Star Trek Titan 1 – Eine neue Ära

Mit den Worten „Die letzte Reise einer Generation beginnt…“ war seinerzeit mit einem Trailer für den zehnten „Star Trek“-Kinofilm „Nemesis“ geworben worden. Hier nun beginnt in Buchform im wahrsten Sinne des Wortes eine neue Ära – mit alten Bekannten, alten Feinden, aber vor allem neuen Herausforderungen. Es lohnt sich, einen Blick zu riskieren…

Dank des Cross-Cult-Verlags haben deutschsprachige Romane im „Star Trek“-Universum eine neue Perspektive bekommen. Nach dem gelungenen Auftakt mit „Star Trek – Vanguard“ folgt jetzt die Fortsetzung der Zeitline nach „Nemesis“ mit den Abenteuern des Raumschiffs Titan, deren neuer Kommandeur kein anderer als William T. Riker ist. Was in „Nemesis“ nur mit wenigen Worten angedeutet wurde, wird hier in Form gegossen. Und Rikers erstes eigenes Kommando ist wirklich bemerkenswert.

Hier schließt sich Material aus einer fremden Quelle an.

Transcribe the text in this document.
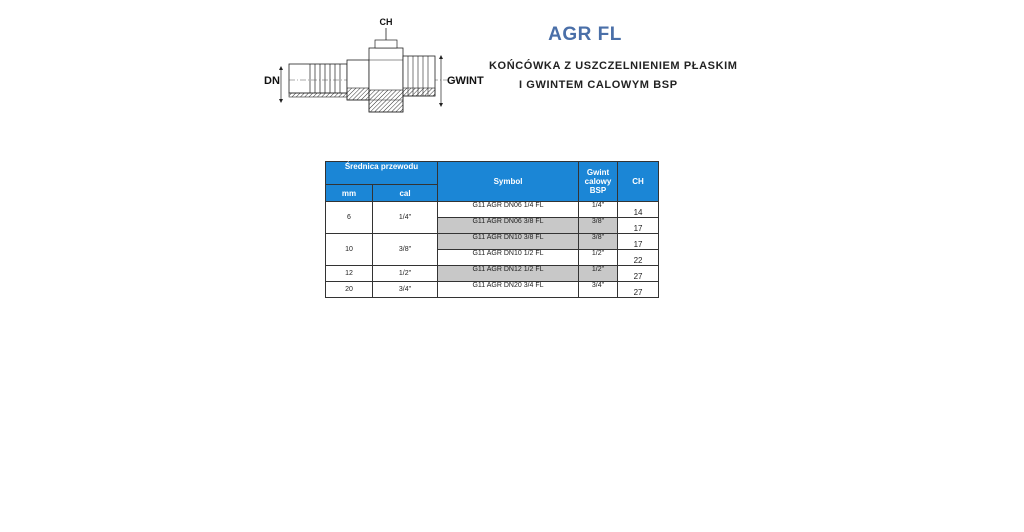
CH
DN	GWINT
AGR FL
KOŃCÓWKA Z USZCZELNIENIEM PŁASKIM
I GWINTEM CALOWYM BSP
Średnica przewodu		Symbol	Gwint calowy BSP	CH
mm	cal			
6	1/4"	G11 AGR DN06 1/4 FL	1/4"	14
		G11 AGR DN06 3/8 FL	3/8"	17
10	3/8"	G11 AGR DN10 3/8 FL	3/8"	17
		G11 AGR DN10 1/2 FL	1/2"	22
12	1/2"	G11 AGR DN12 1/2 FL	1/2"	27
20	3/4"	G11 AGR DN20 3/4 FL	3/4"	27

Inhaltlich beginnt die Handlung kurz nach den Ereignissen von „Nemesis“. Während sich der neue Captain mit seinem neuen Kommando anfreundet, breitet sich im romulanischen Imperium das Chaos aus. Durch den Tod Shinzons, dessen gewaltsame Machtergreifung den etablierten Regierungsapparat weitgehend ausgeschaltet hat und dessen Herrschaft nur wenige Tage dauerte, ist ein Machtvakuum entstanden, das mehrere Fraktionen zu füllen gedenken. Das Imperium steht am Rande eines Bürgerkrieges. Neben den Resten des Senats und des Militärs buhlen natürlich auch der gefürchtete Geheimdienst Tal Shiar und die Remaner um die Kontrolle. Die Föderation ist besorgt, dass ein völliger Zusammenbruch des Sternenimperiums das delikate Machtgefüge des Alpha- und Beta-Quadranten empfindlich stören könnte. Aus diesem Grunde wird die Forschungsreise der U.S.S. Titan verschoben, und Riker wird beauftragt Verhandlungen zu führen, um die Stabilität des Imperiums zu gewährleisten.

Ein wirres Intrigenspiel um die Macht entbrennt, und Riker und Konsorten müssen all ihr Geschick aufwenden, um zu verhindern, dass die Verhandlungen scheitern, bevor sie ernsthaft beginnen können. Dabei hat sich die Besatzung der Titan auch noch anderen internen Herausforderungen zu stellen. Das Schiff ist ein buchstäblicher Schmelztigel der unterschiedlichsten Rassen, und der Anteil der Menschen liegt bei lediglich 15% Hier wird das Vulkanische Motto „Infinite Diversity in Infinite Combinations“ praktisch auf die Spitze getrieben.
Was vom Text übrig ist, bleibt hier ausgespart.